I think Marlow liked books, too.  I don’t know what he would have made of Twitter, or the loss of what novelist Larry McMurtry calls the “book culture.”  McMurtry has lamented the death of that culture, seeing the consumption of data, the “processing” of information streams, and gadgets replacing books.  Time for reflection and due consideration is becoming a thing of the past.  But I think the author of Lonesome Dove and The Last Picture Show meant something else, too, and that is the pleasure of reading a book, something wrapped up in the form, appearance, and heft of the written word in print, substantial and memorable in a way that ephemeral words reproduced on a screen cannot be.

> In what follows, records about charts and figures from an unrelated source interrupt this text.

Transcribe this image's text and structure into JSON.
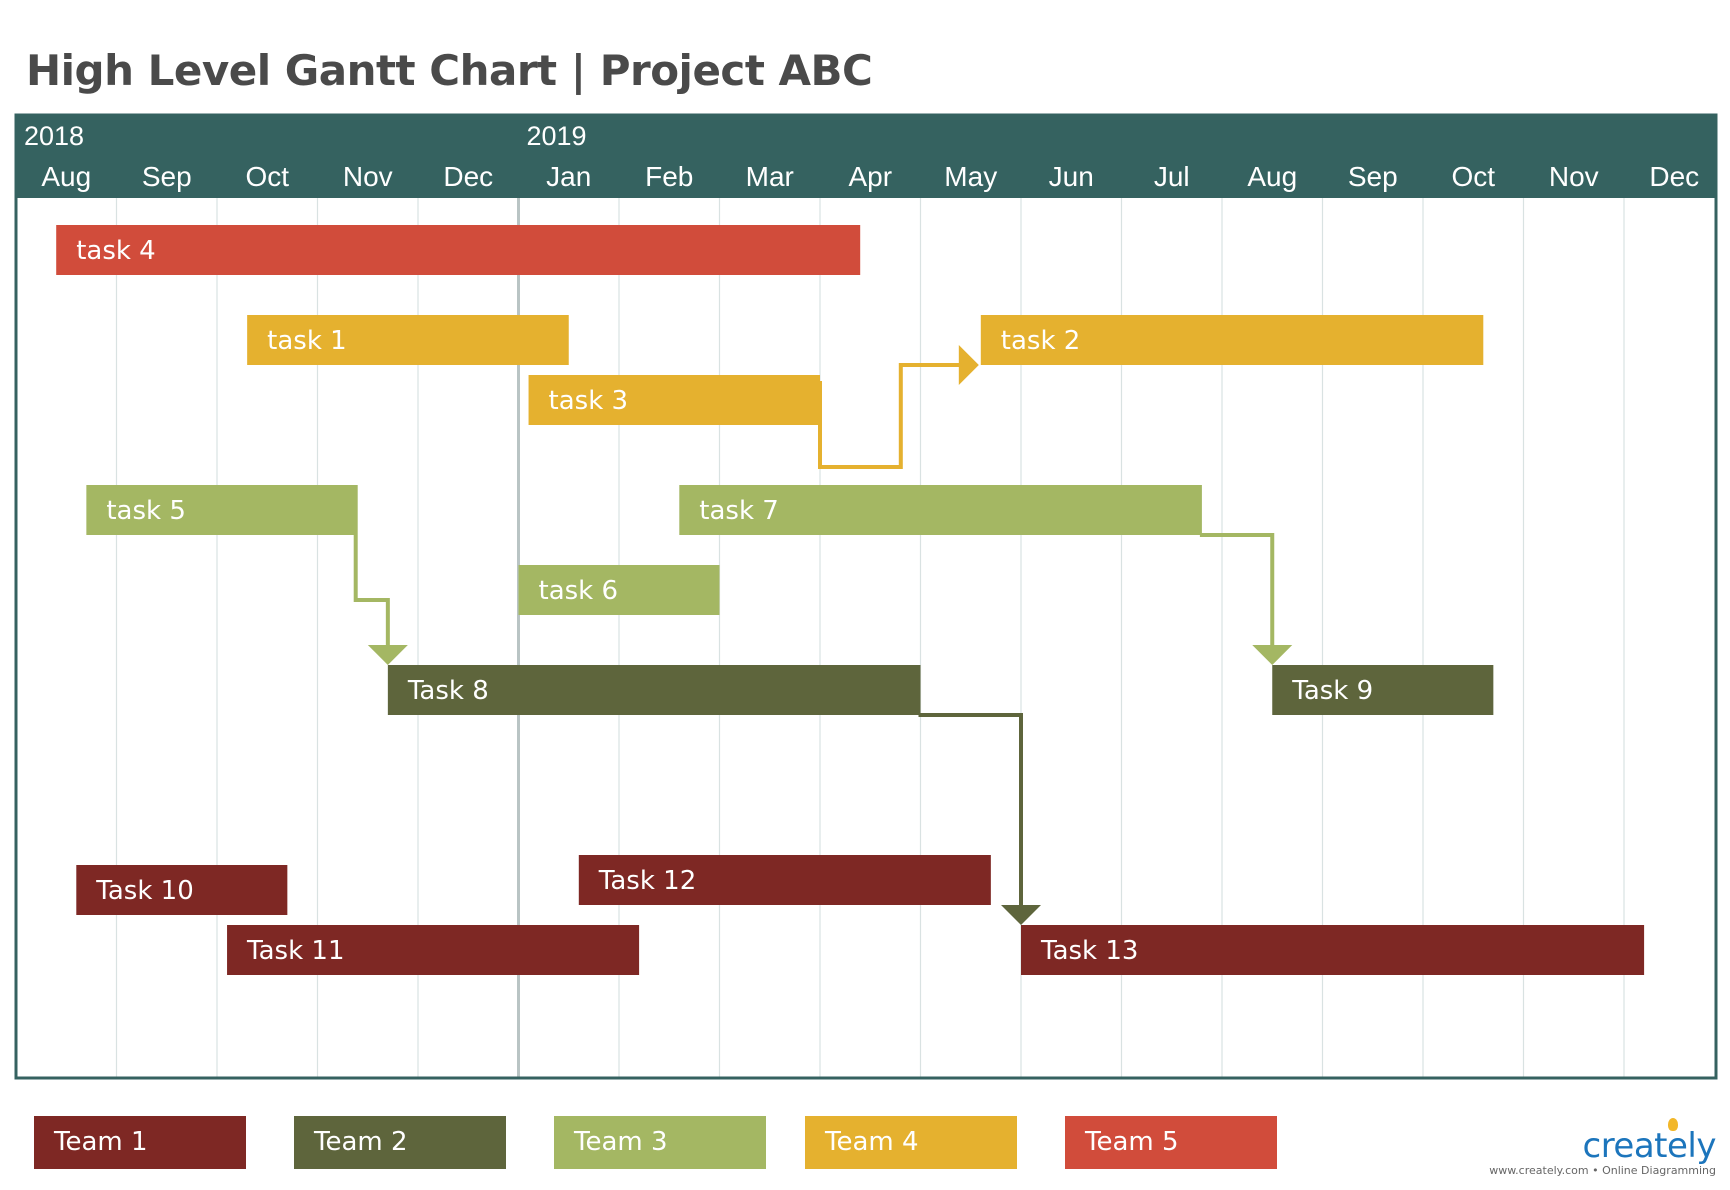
{
  "title": "High Level Gantt Chart | Project ABC",
  "timeline": {
    "years": [
      {
        "label": "2018",
        "month_index": 0
      },
      {
        "label": "2019",
        "month_index": 5
      }
    ],
    "months": [
      "Aug",
      "Sep",
      "Oct",
      "Nov",
      "Dec",
      "Jan",
      "Feb",
      "Mar",
      "Apr",
      "May",
      "Jun",
      "Jul",
      "Aug",
      "Sep",
      "Oct",
      "Nov",
      "Dec"
    ],
    "header_color": "#356260",
    "year_divider_month_index": 5
  },
  "teams": [
    {
      "id": "team1",
      "label": "Team 1",
      "color": "#7e2824"
    },
    {
      "id": "team2",
      "label": "Team 2",
      "color": "#5e653c"
    },
    {
      "id": "team3",
      "label": "Team 3",
      "color": "#a4b763"
    },
    {
      "id": "team4",
      "label": "Team 4",
      "color": "#e5b12f"
    },
    {
      "id": "team5",
      "label": "Team 5",
      "color": "#d14c3b"
    }
  ],
  "tasks": [
    {
      "id": "task4",
      "label": "task 4",
      "team": "team5",
      "start": 0.4,
      "end": 8.4
    },
    {
      "id": "task1",
      "label": "task 1",
      "team": "team4",
      "start": 2.3,
      "end": 5.5
    },
    {
      "id": "task2",
      "label": "task 2",
      "team": "team4",
      "start": 9.6,
      "end": 14.6
    },
    {
      "id": "task3",
      "label": "task 3",
      "team": "team4",
      "start": 5.1,
      "end": 8.0
    },
    {
      "id": "task5",
      "label": "task 5",
      "team": "team3",
      "start": 0.7,
      "end": 3.4
    },
    {
      "id": "task7",
      "label": "task 7",
      "team": "team3",
      "start": 6.6,
      "end": 11.8
    },
    {
      "id": "task6",
      "label": "task 6",
      "team": "team3",
      "start": 5.0,
      "end": 7.0
    },
    {
      "id": "task8",
      "label": "Task 8",
      "team": "team2",
      "start": 3.7,
      "end": 9.0
    },
    {
      "id": "task9",
      "label": "Task 9",
      "team": "team2",
      "start": 12.5,
      "end": 14.7
    },
    {
      "id": "task10",
      "label": "Task 10",
      "team": "team1",
      "start": 0.6,
      "end": 2.7
    },
    {
      "id": "task12",
      "label": "Task 12",
      "team": "team1",
      "start": 5.6,
      "end": 9.7
    },
    {
      "id": "task11",
      "label": "Task 11",
      "team": "team1",
      "start": 2.1,
      "end": 6.2
    },
    {
      "id": "task13",
      "label": "Task 13",
      "team": "team1",
      "start": 10.0,
      "end": 16.2
    }
  ],
  "dependencies": [
    {
      "from": "task3",
      "to": "task2"
    },
    {
      "from": "task5",
      "to": "task8"
    },
    {
      "from": "task7",
      "to": "task9"
    },
    {
      "from": "task8",
      "to": "task13"
    }
  ],
  "brand": {
    "name": "creately",
    "tagline": "www.creately.com • Online Diagramming"
  }
}
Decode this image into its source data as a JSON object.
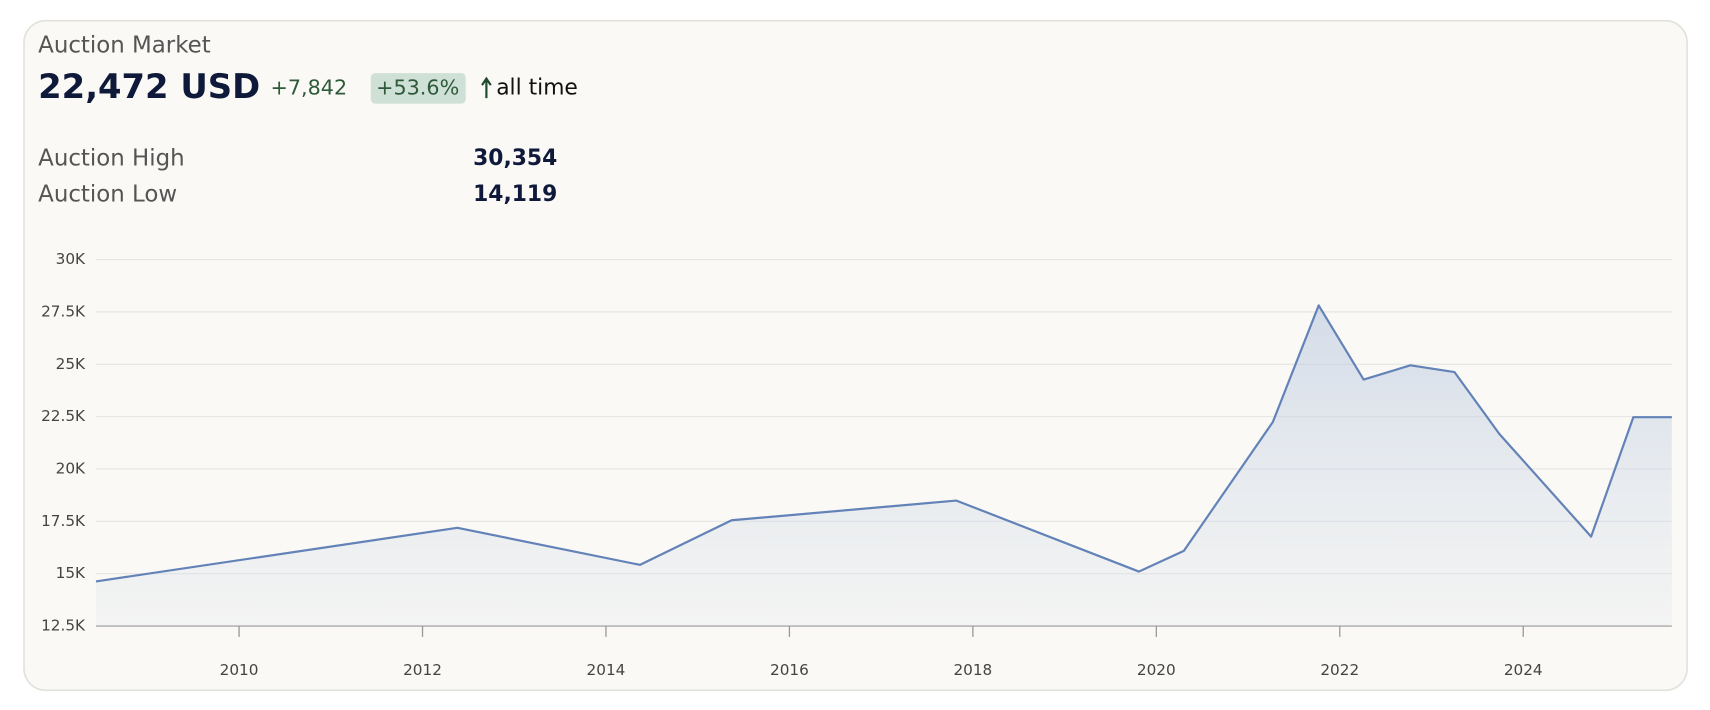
{
  "header": {
    "title": "Auction Market",
    "price": "22,472 USD",
    "change": "+7,842",
    "change_pct": "+53.6%",
    "period": "all time",
    "stats": [
      {
        "label": "Auction High",
        "value": "30,354"
      },
      {
        "label": "Auction Low",
        "value": "14,119"
      }
    ]
  },
  "chart_data": {
    "type": "area",
    "x": [
      2008.44,
      2012.38,
      2014.37,
      2015.37,
      2017.82,
      2019.81,
      2020.3,
      2021.27,
      2021.77,
      2022.26,
      2022.77,
      2023.25,
      2023.74,
      2024.74,
      2025.2,
      2025.62
    ],
    "values": [
      14630,
      17190,
      15420,
      17550,
      18490,
      15100,
      16090,
      22240,
      27810,
      24270,
      24950,
      24630,
      21670,
      16770,
      22472,
      22472
    ],
    "color": "#6282b8",
    "xlim": [
      2008.44,
      2025.62
    ],
    "xticks": [
      2010,
      2012,
      2014,
      2016,
      2018,
      2020,
      2022,
      2024
    ],
    "ylim": [
      12500,
      30000
    ],
    "yticks": [
      {
        "value": 12500,
        "label": "12.5K"
      },
      {
        "value": 15000,
        "label": "15K"
      },
      {
        "value": 17500,
        "label": "17.5K"
      },
      {
        "value": 20000,
        "label": "20K"
      },
      {
        "value": 22500,
        "label": "22.5K"
      },
      {
        "value": 25000,
        "label": "25K"
      },
      {
        "value": 27500,
        "label": "27.5K"
      },
      {
        "value": 30000,
        "label": "30K"
      }
    ],
    "grid": true
  }
}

The books and the passages and, most of all, the sheer pleasure of the experience of books came back to me while I was straightening out my collection recently, enjoying the handling of the books and the cover art, especially of the science-fiction and fantasy books, and the adventure stories for boys like Tom Swift and the Hardy Boys, the Edgar Rice Burroughs Tarzan stories and Martian books, Jules Verne and H.G. Wells, each one a world of its own, each at one time exciting a boy’s sense of wonder with characters that seemed like real people, characters such as Captain Nemo and Ned Land and the Time Traveler.  In a favorite spot, at the right time, they came alive, and the act of reading was merged with the lived, the imagined, and the dreamed of.